The HUMANities

The School of Athens. 16th Century. Raphael.
The School of Athens. 16th Century. Raphael. To me, the ultimate representation of the humanities.

I was taken by surprise by how much David Bowie’s death affected me. Even days later, listening to certain songs, like my favorites Heroes or Ziggy Stardust, could make me choke up, bring tears to my eyes.

I didn’t know David Bowie other than through his music, movies, and interviews, so why was I so sad? Because that is what art is all about. A great artist can touch people’s lives and get into their souls. Art burrows deep inside of us.

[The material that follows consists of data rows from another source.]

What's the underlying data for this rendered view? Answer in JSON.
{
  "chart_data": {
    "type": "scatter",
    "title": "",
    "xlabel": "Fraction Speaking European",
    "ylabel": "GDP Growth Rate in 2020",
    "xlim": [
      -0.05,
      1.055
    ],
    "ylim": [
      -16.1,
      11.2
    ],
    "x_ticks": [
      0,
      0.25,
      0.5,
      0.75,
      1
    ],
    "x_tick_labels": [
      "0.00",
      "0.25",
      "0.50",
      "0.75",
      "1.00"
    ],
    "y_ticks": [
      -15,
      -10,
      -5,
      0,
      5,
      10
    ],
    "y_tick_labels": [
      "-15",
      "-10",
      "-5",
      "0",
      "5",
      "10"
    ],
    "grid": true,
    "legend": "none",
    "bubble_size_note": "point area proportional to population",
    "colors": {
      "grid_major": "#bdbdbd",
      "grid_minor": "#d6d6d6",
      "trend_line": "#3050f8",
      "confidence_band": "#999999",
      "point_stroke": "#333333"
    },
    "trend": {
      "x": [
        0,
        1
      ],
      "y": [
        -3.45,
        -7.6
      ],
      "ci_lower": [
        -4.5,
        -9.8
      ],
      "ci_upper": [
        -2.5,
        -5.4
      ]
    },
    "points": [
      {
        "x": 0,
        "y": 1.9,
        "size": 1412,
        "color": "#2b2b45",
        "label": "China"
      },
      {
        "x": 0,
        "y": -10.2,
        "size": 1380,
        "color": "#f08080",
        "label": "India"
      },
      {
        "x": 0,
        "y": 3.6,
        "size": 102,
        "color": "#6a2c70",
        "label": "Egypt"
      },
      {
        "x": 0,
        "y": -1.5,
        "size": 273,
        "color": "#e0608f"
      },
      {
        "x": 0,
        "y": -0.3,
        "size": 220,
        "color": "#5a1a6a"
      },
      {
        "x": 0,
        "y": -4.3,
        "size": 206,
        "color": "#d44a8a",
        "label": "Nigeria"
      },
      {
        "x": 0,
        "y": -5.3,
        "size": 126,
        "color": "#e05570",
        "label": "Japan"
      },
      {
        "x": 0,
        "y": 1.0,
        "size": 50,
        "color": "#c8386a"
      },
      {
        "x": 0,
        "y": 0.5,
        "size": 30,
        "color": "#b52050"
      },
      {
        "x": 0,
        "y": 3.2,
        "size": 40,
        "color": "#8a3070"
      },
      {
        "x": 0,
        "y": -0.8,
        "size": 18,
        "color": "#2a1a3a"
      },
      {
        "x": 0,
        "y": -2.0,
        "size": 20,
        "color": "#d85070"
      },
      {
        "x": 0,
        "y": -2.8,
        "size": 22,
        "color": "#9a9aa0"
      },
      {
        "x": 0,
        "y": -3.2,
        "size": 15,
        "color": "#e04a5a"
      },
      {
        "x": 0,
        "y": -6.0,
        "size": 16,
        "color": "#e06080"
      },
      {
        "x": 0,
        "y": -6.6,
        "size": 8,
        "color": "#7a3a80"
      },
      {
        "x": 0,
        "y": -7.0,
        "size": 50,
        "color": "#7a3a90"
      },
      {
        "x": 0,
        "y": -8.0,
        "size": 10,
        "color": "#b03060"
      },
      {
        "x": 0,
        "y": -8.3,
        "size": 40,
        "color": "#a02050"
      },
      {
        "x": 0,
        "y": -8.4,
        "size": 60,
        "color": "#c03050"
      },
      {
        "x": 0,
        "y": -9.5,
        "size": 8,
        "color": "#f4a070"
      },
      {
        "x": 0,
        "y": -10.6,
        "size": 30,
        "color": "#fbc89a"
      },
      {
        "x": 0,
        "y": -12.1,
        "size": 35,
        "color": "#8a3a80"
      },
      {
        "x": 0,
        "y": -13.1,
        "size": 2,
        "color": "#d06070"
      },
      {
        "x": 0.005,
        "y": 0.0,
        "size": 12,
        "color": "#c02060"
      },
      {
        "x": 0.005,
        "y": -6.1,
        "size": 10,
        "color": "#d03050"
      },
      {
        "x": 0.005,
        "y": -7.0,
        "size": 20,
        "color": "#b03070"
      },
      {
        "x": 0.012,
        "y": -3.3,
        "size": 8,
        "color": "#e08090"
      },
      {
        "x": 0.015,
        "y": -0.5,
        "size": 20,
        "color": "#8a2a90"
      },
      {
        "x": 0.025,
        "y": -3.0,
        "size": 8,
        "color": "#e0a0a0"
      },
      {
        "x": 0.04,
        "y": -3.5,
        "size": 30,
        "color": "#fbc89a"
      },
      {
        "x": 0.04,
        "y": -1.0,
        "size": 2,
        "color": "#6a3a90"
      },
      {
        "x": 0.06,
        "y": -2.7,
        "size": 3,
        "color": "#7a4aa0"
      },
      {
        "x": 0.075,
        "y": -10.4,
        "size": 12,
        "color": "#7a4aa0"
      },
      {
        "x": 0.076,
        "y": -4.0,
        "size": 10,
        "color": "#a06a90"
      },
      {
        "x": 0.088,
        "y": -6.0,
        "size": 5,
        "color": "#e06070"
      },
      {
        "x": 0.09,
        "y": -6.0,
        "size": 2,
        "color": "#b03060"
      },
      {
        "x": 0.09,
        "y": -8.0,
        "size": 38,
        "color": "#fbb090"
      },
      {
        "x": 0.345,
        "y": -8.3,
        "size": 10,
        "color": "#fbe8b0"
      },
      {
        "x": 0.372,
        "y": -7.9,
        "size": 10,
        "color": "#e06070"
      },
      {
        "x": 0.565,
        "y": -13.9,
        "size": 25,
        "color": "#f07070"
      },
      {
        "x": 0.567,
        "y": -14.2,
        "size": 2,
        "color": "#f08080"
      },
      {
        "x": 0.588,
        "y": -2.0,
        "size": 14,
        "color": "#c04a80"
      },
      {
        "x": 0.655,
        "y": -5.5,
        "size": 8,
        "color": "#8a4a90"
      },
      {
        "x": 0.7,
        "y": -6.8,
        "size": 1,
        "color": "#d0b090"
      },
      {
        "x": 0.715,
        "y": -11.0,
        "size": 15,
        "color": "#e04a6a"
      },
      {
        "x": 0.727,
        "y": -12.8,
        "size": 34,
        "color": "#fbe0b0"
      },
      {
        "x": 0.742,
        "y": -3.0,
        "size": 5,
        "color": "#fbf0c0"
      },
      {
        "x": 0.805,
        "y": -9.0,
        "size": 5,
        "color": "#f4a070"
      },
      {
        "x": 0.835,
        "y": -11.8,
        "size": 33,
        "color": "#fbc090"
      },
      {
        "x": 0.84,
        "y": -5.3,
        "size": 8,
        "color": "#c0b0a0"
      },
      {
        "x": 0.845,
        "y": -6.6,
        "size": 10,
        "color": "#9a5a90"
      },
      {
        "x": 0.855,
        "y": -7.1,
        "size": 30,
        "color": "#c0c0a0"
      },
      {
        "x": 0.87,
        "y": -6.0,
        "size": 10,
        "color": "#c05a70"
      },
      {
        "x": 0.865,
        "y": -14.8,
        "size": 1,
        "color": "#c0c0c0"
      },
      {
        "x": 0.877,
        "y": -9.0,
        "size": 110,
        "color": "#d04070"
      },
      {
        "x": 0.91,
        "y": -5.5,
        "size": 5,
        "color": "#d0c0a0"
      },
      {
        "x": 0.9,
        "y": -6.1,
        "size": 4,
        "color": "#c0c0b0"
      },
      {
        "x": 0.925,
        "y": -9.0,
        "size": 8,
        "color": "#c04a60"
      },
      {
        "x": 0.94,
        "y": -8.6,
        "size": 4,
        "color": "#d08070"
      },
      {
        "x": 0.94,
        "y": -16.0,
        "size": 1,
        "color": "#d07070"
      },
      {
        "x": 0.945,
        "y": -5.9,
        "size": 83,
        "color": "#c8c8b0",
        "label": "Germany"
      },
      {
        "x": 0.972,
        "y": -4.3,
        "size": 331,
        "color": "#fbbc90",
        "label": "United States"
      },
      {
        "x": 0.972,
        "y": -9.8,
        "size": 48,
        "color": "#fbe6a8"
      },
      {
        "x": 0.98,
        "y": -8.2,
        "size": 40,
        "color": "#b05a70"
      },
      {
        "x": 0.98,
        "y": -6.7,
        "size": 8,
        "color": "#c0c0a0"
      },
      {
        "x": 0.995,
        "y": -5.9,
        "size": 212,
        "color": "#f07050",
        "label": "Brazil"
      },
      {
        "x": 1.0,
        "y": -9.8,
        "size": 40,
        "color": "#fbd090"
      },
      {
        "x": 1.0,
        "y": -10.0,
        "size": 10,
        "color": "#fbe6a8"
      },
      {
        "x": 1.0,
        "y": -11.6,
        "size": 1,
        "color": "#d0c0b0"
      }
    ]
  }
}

It made me think of a conversation I had with another student when I was in graduate school. I studied Humanities and took classes in literature, art, art history, history, philosophy, music, and film. My teachers, co-students, and I were also writers, poets, artists, musicians, or philosophers. The student who questioned me studied business. He thought my major was silly, old-fashioned…worthless. He told me that no one should study humanities; it was a waste of time.

My answer: society needs the humanities. The humanities, I told him, were what being HUMAN was all about. Stories, music, dance, visual arts, and philosophy all study what it means to be human in all its joys and sorrows, terrors and jubilation. The HUMANities have been with us since the beginning of time when people told each other stories around a fire and carved images into cave walls, millennia before anyone concerned themselves with macro-economics.

When we become engrossed in a book or film or dance, when we become overwhelmed by the emotions in a painting or song, we are taking a piece of that art and holding it in our souls. It enriches us and reminds us, even if for a brief, beautiful moment,  that we are more than our commute to work and our daily errands.

“We can be heroes/Just for one day.” This one line says it all. We are all heroes in our own stories. Great art and artists remind of us this and that is why we need them. This is why we mourn them when they are gone.